Today apps need to share because I need 20 to 50 apps in my pocket and I don’t have room in my pocket for that many computers each with a screen. Furthermore some of these apps need to talk to each other. Even a single app may be complex enough that it benefits from decomposition into parts that are protected from each other. When I write even a modest size program I build it in parts that protect them selves from other parts. That is because I cannot understand all of my code at once. People modularize complexity in order to understand it. (Does biology?)

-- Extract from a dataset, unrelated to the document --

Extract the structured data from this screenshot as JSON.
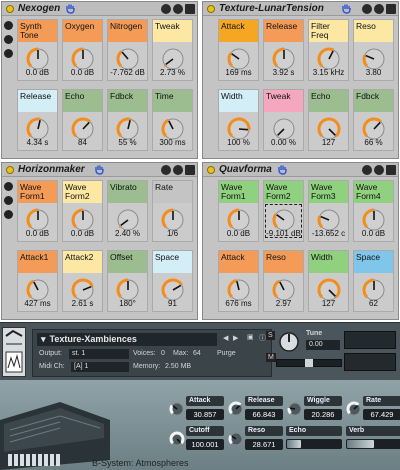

Apps need to talk with each other but often the user must know which apps are talking to whom. Many users must modularize their life. They may consult for two companies that compete and the notion of ‘contacts list’ must be replaced with categories of contacts. It is really bad form to send mail to one company using the internal SMTP server of the other. Many business plans are being invented today in which some app in the computer in my pocket supports the interests of some enterprise. That may be OK with me but there are limits I want to place on the information flow within my pocket. Some argue that this is too complex for the typical user to understand. Perhaps a reputation based system will emerge that manages these interactions in the interest of the platform owner. We are truly entering the new age of “information rules”. Today’s platforms are under no one’s permanent control and sporadically under the control of miscreants. That need not be!
There are many new institutions devoted to organizing people and their contacts. In short I want to organize my computer, instead of it organizing me.